Vision Large Language Models Are Good Noise Handlers in Engagement Analysis

TL;DR

This work tackles subjective, noisy engagement labels in video data by using Vision-Language Models to refine annotations via a structured questionnaire and to partition data into Accepted and Rejected subsets. A two-stage curriculum learning framework with soft label refinement then guides training, allowing models to progressively learn from ambiguous samples while incorporating uncertainty. Empirical results across EngageNet, DREAMS, and PAFE show modest but robust improvements, highlighting increased resilience to label noise and annotation subjectivity. The approach offers a practical path to more reliable affective computing in engagement analysis, with potential for broader adoption in datasets with subjective labels.

Abstract

Engagement recognition in video datasets, unlike traditional image classification tasks, is particularly challenged by subjective labels and noise limiting model performance. To overcome the challenges of subjective and noisy engagement labels, we propose a framework leveraging Vision Large Language Models (VLMs) to refine annotations and guide the training process. Our framework uses a questionnaire to extract behavioral cues and split data into high- and low-reliability subsets. We also introduce a training strategy combining curriculum learning with soft label refinement, gradually incorporating ambiguous samples while adjusting supervision to reflect uncertainty. We demonstrate that classical computer vision models trained on refined high-reliability subsets and enhanced with our curriculum strategy show improvements, highlighting benefits of addressing label subjectivity with VLMs.

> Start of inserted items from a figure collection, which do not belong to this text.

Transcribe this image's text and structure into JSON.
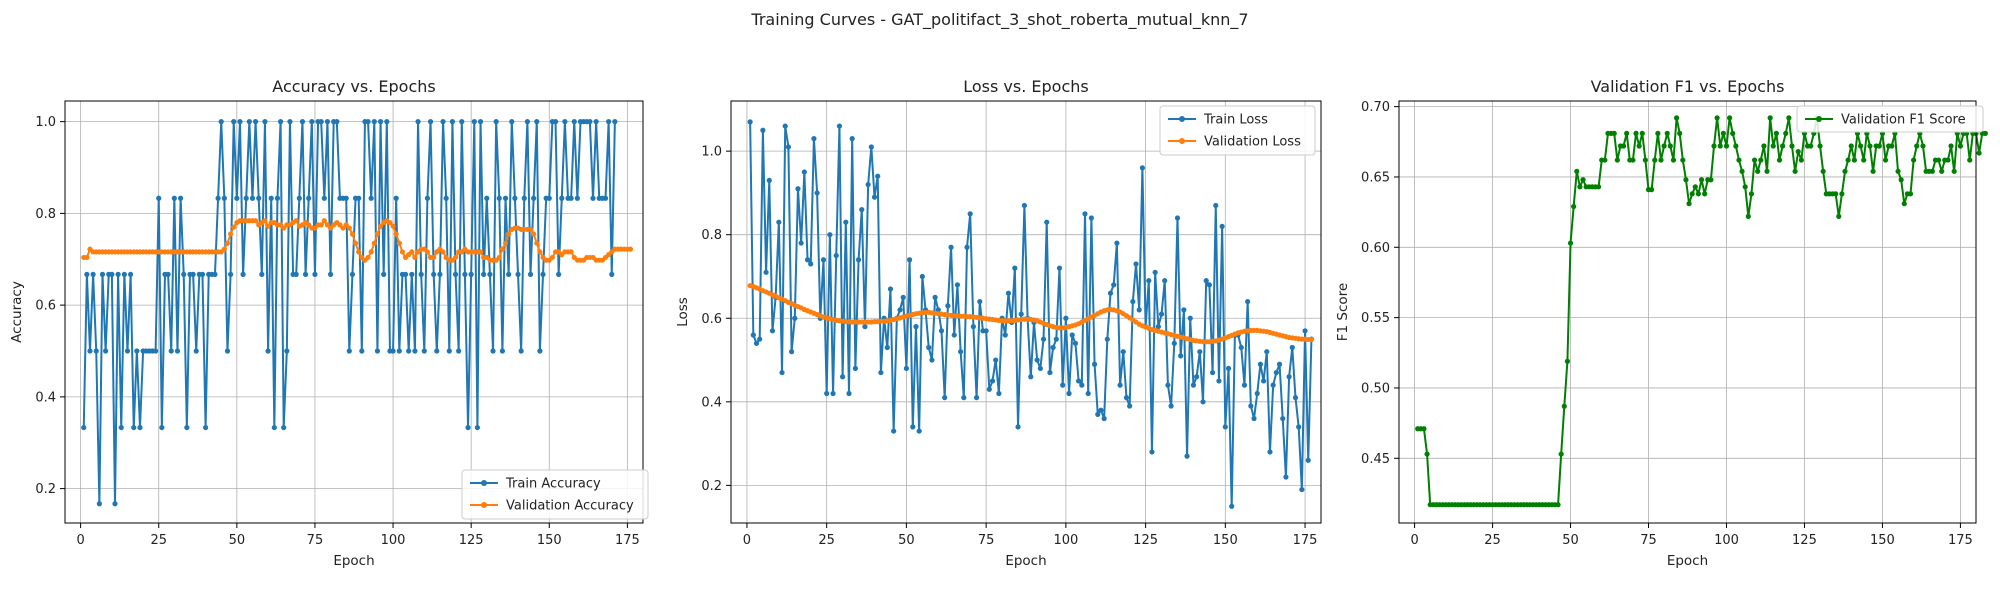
{
  "figure": {
    "title": "Training Curves - GAT_politifact_3_shot_roberta_mutual_knn_7"
  },
  "chart_data": [
    {
      "type": "line",
      "title": "Accuracy vs. Epochs",
      "xlabel": "Epoch",
      "ylabel": "Accuracy",
      "xlim": [
        -5,
        180
      ],
      "ylim": [
        0.125,
        1.045
      ],
      "xticks": [
        0,
        25,
        50,
        75,
        100,
        125,
        150,
        175
      ],
      "yticks": [
        0.2,
        0.4,
        0.6,
        0.8,
        1.0
      ],
      "yticks_label": [
        "0.2",
        "0.4",
        "0.6",
        "0.8",
        "1.0"
      ],
      "grid": true,
      "legend": "bottom-right",
      "series": [
        {
          "name": "Train Accuracy",
          "color": "#1f77b4",
          "x_start": 1,
          "values": [
            0.333,
            0.667,
            0.5,
            0.667,
            0.5,
            0.167,
            0.667,
            0.5,
            0.667,
            0.667,
            0.167,
            0.667,
            0.333,
            0.667,
            0.5,
            0.667,
            0.333,
            0.5,
            0.333,
            0.5,
            0.5,
            0.5,
            0.5,
            0.5,
            0.833,
            0.333,
            0.667,
            0.667,
            0.5,
            0.833,
            0.5,
            0.833,
            0.667,
            0.333,
            0.667,
            0.667,
            0.5,
            0.667,
            0.667,
            0.333,
            0.667,
            0.667,
            0.667,
            0.833,
            1.0,
            0.833,
            0.5,
            0.667,
            1.0,
            0.833,
            1.0,
            0.667,
            0.833,
            1.0,
            0.833,
            1.0,
            0.833,
            0.667,
            1.0,
            0.5,
            0.833,
            0.333,
            0.833,
            1.0,
            0.333,
            0.5,
            1.0,
            0.667,
            0.667,
            0.833,
            1.0,
            0.667,
            0.833,
            1.0,
            0.667,
            1.0,
            1.0,
            0.833,
            1.0,
            0.667,
            1.0,
            1.0,
            0.833,
            0.833,
            0.833,
            0.5,
            0.667,
            0.833,
            0.833,
            0.5,
            1.0,
            1.0,
            0.833,
            1.0,
            0.5,
            1.0,
            0.667,
            1.0,
            0.5,
            0.5,
            0.833,
            0.5,
            0.667,
            0.667,
            0.5,
            0.667,
            0.5,
            1.0,
            0.667,
            0.5,
            0.833,
            1.0,
            0.667,
            0.5,
            0.667,
            1.0,
            0.833,
            0.5,
            1.0,
            0.667,
            0.5,
            1.0,
            0.667,
            0.333,
            0.667,
            1.0,
            0.333,
            1.0,
            0.667,
            0.833,
            0.667,
            0.5,
            1.0,
            0.833,
            0.5,
            0.833,
            0.667,
            1.0,
            0.833,
            0.667,
            0.5,
            0.833,
            1.0,
            0.667,
            0.833,
            1.0,
            0.5,
            0.667,
            0.833,
            0.833,
            1.0,
            1.0,
            0.667,
            0.833,
            1.0,
            0.833,
            0.833,
            1.0,
            0.833,
            1.0,
            1.0,
            1.0,
            1.0,
            0.833,
            1.0,
            0.833,
            0.833,
            0.833,
            1.0,
            0.667,
            1.0
          ]
        },
        {
          "name": "Validation Accuracy",
          "color": "#ff7f0e",
          "x_start": 1,
          "values": [
            0.704,
            0.704,
            0.722,
            0.716,
            0.716,
            0.716,
            0.716,
            0.716,
            0.716,
            0.716,
            0.716,
            0.716,
            0.716,
            0.716,
            0.716,
            0.716,
            0.716,
            0.716,
            0.716,
            0.716,
            0.716,
            0.716,
            0.716,
            0.716,
            0.716,
            0.716,
            0.716,
            0.716,
            0.716,
            0.716,
            0.716,
            0.716,
            0.716,
            0.716,
            0.716,
            0.716,
            0.716,
            0.716,
            0.716,
            0.716,
            0.716,
            0.716,
            0.716,
            0.716,
            0.716,
            0.722,
            0.735,
            0.755,
            0.77,
            0.78,
            0.784,
            0.784,
            0.784,
            0.784,
            0.784,
            0.784,
            0.775,
            0.78,
            0.784,
            0.772,
            0.78,
            0.78,
            0.775,
            0.775,
            0.768,
            0.775,
            0.775,
            0.78,
            0.784,
            0.772,
            0.775,
            0.78,
            0.775,
            0.768,
            0.768,
            0.775,
            0.775,
            0.784,
            0.775,
            0.768,
            0.775,
            0.78,
            0.775,
            0.768,
            0.775,
            0.768,
            0.755,
            0.735,
            0.716,
            0.704,
            0.698,
            0.704,
            0.716,
            0.735,
            0.755,
            0.772,
            0.78,
            0.784,
            0.78,
            0.772,
            0.755,
            0.735,
            0.716,
            0.704,
            0.71,
            0.716,
            0.704,
            0.716,
            0.722,
            0.722,
            0.716,
            0.704,
            0.704,
            0.716,
            0.722,
            0.716,
            0.704,
            0.698,
            0.698,
            0.704,
            0.716,
            0.716,
            0.722,
            0.716,
            0.716,
            0.716,
            0.716,
            0.716,
            0.704,
            0.704,
            0.698,
            0.698,
            0.698,
            0.704,
            0.722,
            0.735,
            0.755,
            0.765,
            0.768,
            0.768,
            0.765,
            0.765,
            0.765,
            0.765,
            0.755,
            0.735,
            0.716,
            0.704,
            0.698,
            0.698,
            0.704,
            0.716,
            0.716,
            0.71,
            0.716,
            0.716,
            0.716,
            0.704,
            0.698,
            0.698,
            0.698,
            0.704,
            0.704,
            0.704,
            0.698,
            0.698,
            0.698,
            0.704,
            0.71,
            0.716,
            0.722,
            0.722,
            0.722,
            0.722,
            0.722,
            0.722
          ]
        }
      ]
    },
    {
      "type": "line",
      "title": "Loss vs. Epochs",
      "xlabel": "Epoch",
      "ylabel": "Loss",
      "xlim": [
        -5,
        180
      ],
      "ylim": [
        0.11,
        1.12
      ],
      "xticks": [
        0,
        25,
        50,
        75,
        100,
        125,
        150,
        175
      ],
      "yticks": [
        0.2,
        0.4,
        0.6,
        0.8,
        1.0
      ],
      "yticks_label": [
        "0.2",
        "0.4",
        "0.6",
        "0.8",
        "1.0"
      ],
      "grid": true,
      "legend": "top-right",
      "series": [
        {
          "name": "Train Loss",
          "color": "#1f77b4",
          "x_start": 1,
          "values": [
            1.07,
            0.56,
            0.54,
            0.55,
            1.05,
            0.71,
            0.93,
            0.57,
            0.65,
            0.83,
            0.47,
            1.06,
            1.01,
            0.52,
            0.6,
            0.91,
            0.78,
            0.95,
            0.74,
            0.73,
            1.03,
            0.9,
            0.6,
            0.74,
            0.42,
            0.8,
            0.42,
            0.75,
            1.06,
            0.46,
            0.83,
            0.42,
            1.03,
            0.48,
            0.74,
            0.86,
            0.58,
            0.92,
            1.01,
            0.89,
            0.94,
            0.47,
            0.6,
            0.53,
            0.67,
            0.33,
            0.6,
            0.62,
            0.65,
            0.48,
            0.74,
            0.34,
            0.58,
            0.33,
            0.7,
            0.62,
            0.53,
            0.5,
            0.65,
            0.62,
            0.57,
            0.41,
            0.63,
            0.77,
            0.56,
            0.68,
            0.52,
            0.41,
            0.77,
            0.85,
            0.58,
            0.41,
            0.64,
            0.57,
            0.57,
            0.43,
            0.45,
            0.5,
            0.42,
            0.6,
            0.56,
            0.66,
            0.59,
            0.72,
            0.34,
            0.61,
            0.87,
            0.6,
            0.46,
            0.59,
            0.5,
            0.48,
            0.55,
            0.83,
            0.47,
            0.53,
            0.55,
            0.72,
            0.44,
            0.6,
            0.42,
            0.56,
            0.54,
            0.45,
            0.44,
            0.85,
            0.42,
            0.84,
            0.49,
            0.37,
            0.38,
            0.36,
            0.55,
            0.66,
            0.68,
            0.78,
            0.44,
            0.52,
            0.41,
            0.39,
            0.64,
            0.73,
            0.62,
            0.96,
            0.58,
            0.69,
            0.28,
            0.71,
            0.58,
            0.61,
            0.69,
            0.44,
            0.39,
            0.54,
            0.84,
            0.51,
            0.62,
            0.27,
            0.6,
            0.44,
            0.46,
            0.52,
            0.4,
            0.69,
            0.68,
            0.47,
            0.87,
            0.45,
            0.82,
            0.34,
            0.48,
            0.15,
            0.56,
            0.56,
            0.53,
            0.44,
            0.64,
            0.39,
            0.36,
            0.42,
            0.49,
            0.45,
            0.52,
            0.28,
            0.44,
            0.47,
            0.49,
            0.36,
            0.22,
            0.46,
            0.53,
            0.41,
            0.34,
            0.19,
            0.57,
            0.26,
            0.55
          ]
        },
        {
          "name": "Validation Loss",
          "color": "#ff7f0e",
          "x_start": 1,
          "values": [
            0.678,
            0.676,
            0.673,
            0.67,
            0.666,
            0.663,
            0.66,
            0.656,
            0.653,
            0.649,
            0.646,
            0.642,
            0.638,
            0.635,
            0.631,
            0.628,
            0.625,
            0.621,
            0.618,
            0.615,
            0.612,
            0.609,
            0.606,
            0.603,
            0.601,
            0.599,
            0.597,
            0.595,
            0.594,
            0.593,
            0.592,
            0.592,
            0.591,
            0.591,
            0.591,
            0.591,
            0.591,
            0.591,
            0.591,
            0.592,
            0.592,
            0.593,
            0.593,
            0.594,
            0.595,
            0.597,
            0.599,
            0.601,
            0.603,
            0.605,
            0.607,
            0.609,
            0.611,
            0.612,
            0.613,
            0.614,
            0.614,
            0.613,
            0.612,
            0.611,
            0.61,
            0.609,
            0.608,
            0.607,
            0.606,
            0.606,
            0.605,
            0.605,
            0.604,
            0.604,
            0.603,
            0.602,
            0.601,
            0.6,
            0.599,
            0.598,
            0.597,
            0.596,
            0.595,
            0.594,
            0.594,
            0.594,
            0.594,
            0.595,
            0.596,
            0.597,
            0.598,
            0.598,
            0.597,
            0.596,
            0.594,
            0.591,
            0.588,
            0.585,
            0.582,
            0.58,
            0.578,
            0.577,
            0.577,
            0.578,
            0.58,
            0.582,
            0.584,
            0.587,
            0.591,
            0.595,
            0.599,
            0.603,
            0.607,
            0.611,
            0.615,
            0.618,
            0.62,
            0.621,
            0.62,
            0.618,
            0.615,
            0.611,
            0.606,
            0.601,
            0.596,
            0.591,
            0.586,
            0.582,
            0.579,
            0.576,
            0.573,
            0.571,
            0.569,
            0.567,
            0.565,
            0.563,
            0.561,
            0.559,
            0.557,
            0.555,
            0.553,
            0.551,
            0.549,
            0.547,
            0.546,
            0.545,
            0.544,
            0.544,
            0.544,
            0.545,
            0.546,
            0.548,
            0.55,
            0.553,
            0.556,
            0.559,
            0.562,
            0.565,
            0.567,
            0.569,
            0.57,
            0.571,
            0.571,
            0.571,
            0.57,
            0.569,
            0.568,
            0.566,
            0.564,
            0.562,
            0.56,
            0.558,
            0.556,
            0.554,
            0.553,
            0.552,
            0.551,
            0.55,
            0.55,
            0.549,
            0.549
          ]
        }
      ]
    },
    {
      "type": "line",
      "title": "Validation F1 vs. Epochs",
      "xlabel": "Epoch",
      "ylabel": "F1 Score",
      "xlim": [
        -5,
        180
      ],
      "ylim": [
        0.404,
        0.704
      ],
      "xticks": [
        0,
        25,
        50,
        75,
        100,
        125,
        150,
        175
      ],
      "yticks": [
        0.45,
        0.5,
        0.55,
        0.6,
        0.65,
        0.7
      ],
      "yticks_label": [
        "0.45",
        "0.50",
        "0.55",
        "0.60",
        "0.65",
        "0.70"
      ],
      "grid": true,
      "legend": "top-right",
      "series": [
        {
          "name": "Validation F1 Score",
          "color": "#008000",
          "x_start": 1,
          "values": [
            0.471,
            0.471,
            0.471,
            0.453,
            0.417,
            0.417,
            0.417,
            0.417,
            0.417,
            0.417,
            0.417,
            0.417,
            0.417,
            0.417,
            0.417,
            0.417,
            0.417,
            0.417,
            0.417,
            0.417,
            0.417,
            0.417,
            0.417,
            0.417,
            0.417,
            0.417,
            0.417,
            0.417,
            0.417,
            0.417,
            0.417,
            0.417,
            0.417,
            0.417,
            0.417,
            0.417,
            0.417,
            0.417,
            0.417,
            0.417,
            0.417,
            0.417,
            0.417,
            0.417,
            0.417,
            0.417,
            0.453,
            0.487,
            0.519,
            0.603,
            0.629,
            0.654,
            0.643,
            0.648,
            0.643,
            0.643,
            0.643,
            0.643,
            0.643,
            0.662,
            0.662,
            0.681,
            0.681,
            0.681,
            0.662,
            0.672,
            0.672,
            0.681,
            0.662,
            0.662,
            0.681,
            0.672,
            0.681,
            0.662,
            0.641,
            0.641,
            0.662,
            0.681,
            0.662,
            0.672,
            0.681,
            0.672,
            0.662,
            0.692,
            0.681,
            0.662,
            0.648,
            0.631,
            0.638,
            0.643,
            0.638,
            0.648,
            0.638,
            0.648,
            0.648,
            0.672,
            0.692,
            0.672,
            0.681,
            0.672,
            0.692,
            0.681,
            0.672,
            0.662,
            0.654,
            0.643,
            0.622,
            0.638,
            0.662,
            0.654,
            0.662,
            0.672,
            0.654,
            0.692,
            0.672,
            0.681,
            0.662,
            0.672,
            0.681,
            0.692,
            0.672,
            0.654,
            0.668,
            0.662,
            0.681,
            0.672,
            0.672,
            0.681,
            0.692,
            0.672,
            0.654,
            0.638,
            0.638,
            0.638,
            0.638,
            0.622,
            0.638,
            0.654,
            0.662,
            0.672,
            0.662,
            0.681,
            0.672,
            0.662,
            0.681,
            0.672,
            0.654,
            0.672,
            0.672,
            0.681,
            0.662,
            0.672,
            0.672,
            0.681,
            0.654,
            0.648,
            0.631,
            0.638,
            0.638,
            0.662,
            0.672,
            0.681,
            0.672,
            0.654,
            0.654,
            0.654,
            0.662,
            0.662,
            0.654,
            0.662,
            0.662,
            0.672,
            0.654,
            0.681,
            0.672,
            0.681,
            0.681,
            0.662,
            0.681,
            0.681,
            0.667,
            0.681,
            0.681
          ]
        }
      ]
    }
  ]
}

This method surpasses prior state of the art across engagement benchmarks such as EngageNet (three of six feature settings, maximum improvement of +1.21%), and DREAMS / PAFE with F1 gains of +0.22 / +0.06.

Paper Structure

This paper contains 33 sections, 6 equations, 5 figures, 8 tables.

Figures (5)

  • Figure 1: Dataset refinement through VLM analysis. Visualization of noisy vs. cleaned labels, illustrating VLM filtering on dataset quality. Markers represent dataset's different classes. In this scheme, “different classes” correspond to the four engagement levels used throughout our experiments ($0$: Not Engaged, $1$: Barely Engaged, $2$: Engaged, $3$: Highly Engaged), and the plot is illustrative only rather than taken from a specific dataset or VLM configuration.
  • Figure 2: Overview of our method for engagement analysis with subjective labels. A structured questionnaire guides a VLM to assess label reliability, generating informed outputs. It then uses two-stage curriculum learning, first training on high-confidence data and then introducing ambiguous samples with soft labels. This mitigates label noise and enhances model performance.
  • Figure 3: Two-stage curriculum learning scheme for engagement estimation: Stage $1$ uses high-confidence samples; Stage $2$ incorporates ambiguous samples.
  • Figure 4: Confusion matrices on the EngageNet validation set using Action Units + Head Pose features. (a) Baseline TCCT-Net; (b) TCCT-Net augmented with VLM-guided curriculum learning and soft-label refinement.
  • Figure 5: Confusion matrices on the EngageNet validation set using Action Units + Eye Gaze features. (a) Baseline TCCT-Net; (b) TCCT-Net augmented with VLM-guided curriculum learning and soft‐label refinement.